A heap activity is an internal name used by the heap inspector tool to distinguish different actions taken by the heap. These will all be viewable from within the memory viewer tool. There are a few different types of heap activities.
#### Heap Snapshot
When you first execute the tool, you may notice a "blank" action. This is a heap snapshot. Internally, the tool saves a snapshot of the current heap so that it can save time while reconstructing it later in execution.
Technically, these heap snapshots have no bearing on the execution of your code and you can safely ignore them.
These heap snapshots are taken at a set interval.
![Memory heap snapshot](images/help4.png)

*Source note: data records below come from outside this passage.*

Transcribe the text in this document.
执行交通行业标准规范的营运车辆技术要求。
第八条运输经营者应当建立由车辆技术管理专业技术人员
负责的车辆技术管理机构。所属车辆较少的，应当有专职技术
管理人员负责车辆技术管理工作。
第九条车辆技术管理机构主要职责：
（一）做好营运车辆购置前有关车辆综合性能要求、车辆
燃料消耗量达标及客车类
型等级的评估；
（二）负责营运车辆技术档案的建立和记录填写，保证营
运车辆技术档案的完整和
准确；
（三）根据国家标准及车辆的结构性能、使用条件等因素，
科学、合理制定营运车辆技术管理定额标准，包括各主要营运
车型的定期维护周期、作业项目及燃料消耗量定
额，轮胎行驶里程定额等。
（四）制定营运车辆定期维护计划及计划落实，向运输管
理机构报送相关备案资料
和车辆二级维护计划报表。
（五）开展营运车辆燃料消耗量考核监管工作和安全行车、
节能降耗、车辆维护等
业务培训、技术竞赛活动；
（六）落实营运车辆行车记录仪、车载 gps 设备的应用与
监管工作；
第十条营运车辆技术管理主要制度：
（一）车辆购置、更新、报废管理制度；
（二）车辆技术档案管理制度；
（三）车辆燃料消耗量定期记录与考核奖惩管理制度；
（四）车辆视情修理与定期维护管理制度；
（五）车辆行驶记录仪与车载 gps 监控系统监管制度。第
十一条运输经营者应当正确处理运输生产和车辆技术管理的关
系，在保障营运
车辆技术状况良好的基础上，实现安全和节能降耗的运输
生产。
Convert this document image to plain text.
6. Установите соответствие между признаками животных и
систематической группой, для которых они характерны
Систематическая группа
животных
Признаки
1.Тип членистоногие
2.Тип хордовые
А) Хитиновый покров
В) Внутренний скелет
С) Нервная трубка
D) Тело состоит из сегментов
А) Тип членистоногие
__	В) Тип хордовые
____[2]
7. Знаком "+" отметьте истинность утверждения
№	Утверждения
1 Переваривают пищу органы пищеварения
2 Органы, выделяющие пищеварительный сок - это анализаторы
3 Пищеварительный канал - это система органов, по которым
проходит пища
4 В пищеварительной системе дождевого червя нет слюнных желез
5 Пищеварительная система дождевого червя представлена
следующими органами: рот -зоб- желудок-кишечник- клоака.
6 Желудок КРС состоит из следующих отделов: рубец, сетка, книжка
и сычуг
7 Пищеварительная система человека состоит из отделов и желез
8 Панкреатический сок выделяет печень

#### Function Calls and Function Returns
One category of heap activities is the start of a function call (with the applicable arguments) and the end to a function call (with any applicable return value).
![Screenshot of a function call](images/help2.png)
![Screenshot of a function return](images/help3.png)
Notice how the second screenshot has the payload region colored in yellow.
#### Memory Write in Heap
This heap activity is simply describing a memory write in the heap. When looking at the heap viewer, look out for red text highlighting the value being written in the heap.
Here's an example of this in action. In the screenshot below, there are a few interesting things to note. First, consider all of the yellow regions. These are regions currently allocated. Also notice the magenta / purple coloring. The values highlighted in magenta are detected to be intra-heap pointers.
![Memory heap write activity demonstration](images/help5.png)
### About Jump (``j``)
The ``j`` command simply takes the user to the pointer described by the current heap activity (if applicable). For instance, on a successful return from ``mm_malloc``, the user can press ``j`` to jump their cursor to wherever the current memory write is.